Antes de entrar no mérito da discussão, Takahara contou aos magistrados que precisou superar a insegurança e estudar aspectos básicos da Consolidação das Leis do Trabalho (CLT) e do próprio processo para conseguir se manifestar diante do colegiado. Segundo o trabalhador, pessoas chegaram a dizer que ele não conseguiria apresentar sua defesa. Durante a sustentação, ele rebateu a alegação de que teria trabalhado como profissional autônomo e descreveu as condições em que exercia suas atividades na obra.

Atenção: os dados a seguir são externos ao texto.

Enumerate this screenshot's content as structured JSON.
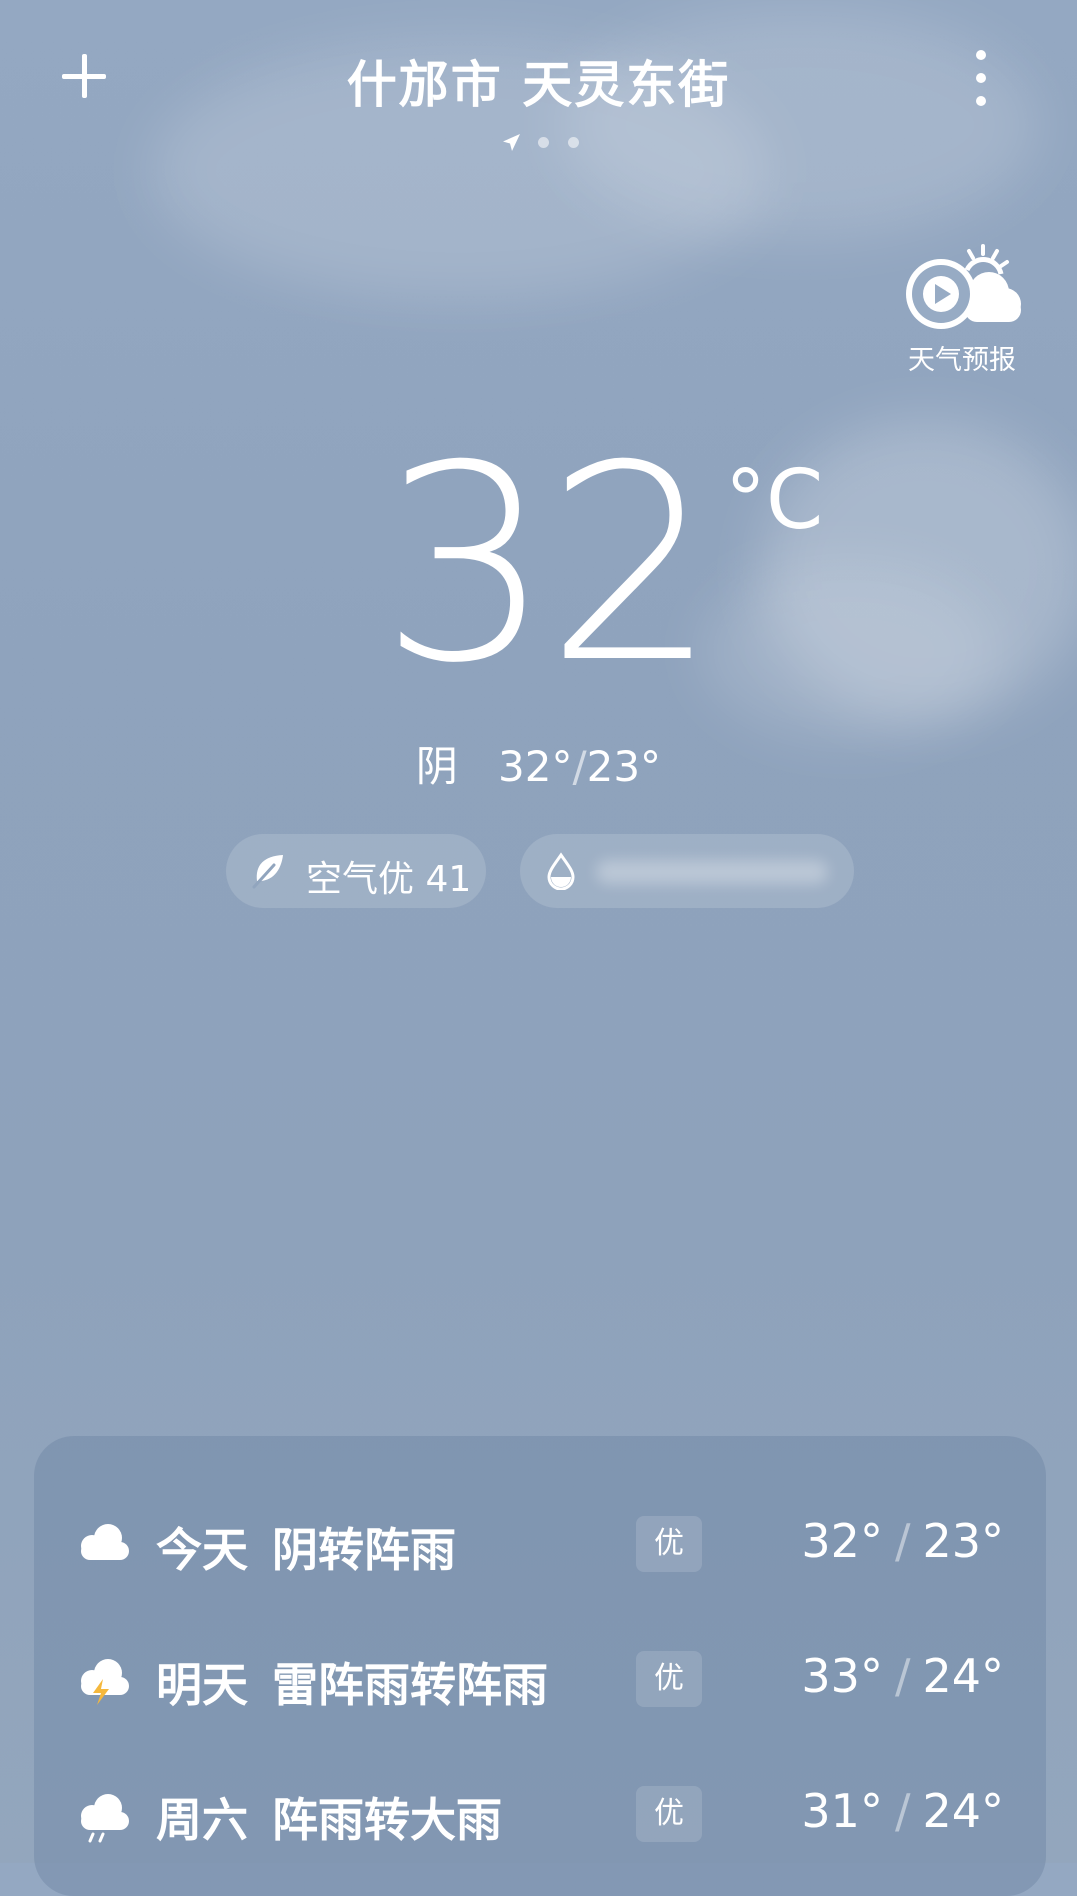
{
  "header": {
    "location_title": "什邡市 天灵东街",
    "page_indicator": {
      "current": 1,
      "total": 3
    }
  },
  "forecast_video": {
    "label": "天气预报",
    "icon": "play-cloud-sun-icon"
  },
  "current": {
    "temperature": "32",
    "unit": "°C",
    "condition": "阴",
    "high": "32°",
    "low": "23°",
    "separator": "/"
  },
  "pills": {
    "air_quality": {
      "text": "空气优 41",
      "icon": "leaf-icon"
    },
    "rain": {
      "text": "",
      "icon": "water-drop-icon"
    }
  },
  "daily_forecast": [
    {
      "day": "今天",
      "condition": "阴转阵雨",
      "aqi": "优",
      "high": "32°",
      "low": "23°",
      "icon": "cloud-icon"
    },
    {
      "day": "明天",
      "condition": "雷阵雨转阵雨",
      "aqi": "优",
      "high": "33°",
      "low": "24°",
      "icon": "thunderstorm-icon"
    },
    {
      "day": "周六",
      "condition": "阵雨转大雨",
      "aqi": "优",
      "high": "31°",
      "low": "24°",
      "icon": "rain-cloud-icon"
    }
  ],
  "colors": {
    "background": "#8fa3bd",
    "text": "#ffffff",
    "lightning": "#f5b83d"
  }
}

A apresentação chamou a atenção do relator, juiz do Trabalho convocado Sandro Nahmias Melo, que destacou a possibilidade de a própria parte atuar perante a Justiça do Trabalho dentro das hipóteses previstas em lei. Em tom descontraído, o magistrado elogiou a organização dos argumentos de Takahara e afirmou que ele poderia até considerar “mudar de profissão”. O episódio passou a circular amplamente nas redes sociais após a divulgação das imagens da sessão.
No julgamento, o colegiado negou o recurso apresentado pela parte empregadora e manteve a decisão de primeira instância que havia reconhecido o vínculo empregatício. Conforme informações divulgadas sobre o processo, a condenação envolve aproximadamente R$ 21 mil em verbas trabalhistas. Um recurso apresentado pelo próprio trabalhador também foi rejeitado pelo colegiado.
A atuação pessoal é possível por meio do chamado jus postulandi, previsto na legislação trabalhista. O mecanismo permite que empregados e empregadores pratiquem determinados atos processuais sem advogado perante as Varas do Trabalho e os Tribunais Regionais. O alcance, entretanto, possui limitações: segundo a Súmula 425 do Tribunal Superior do Trabalho (TST), o jus postulandi não alcança, entre outras hipóteses, recursos de competência do próprio TST, ação rescisória e mandado de segurança.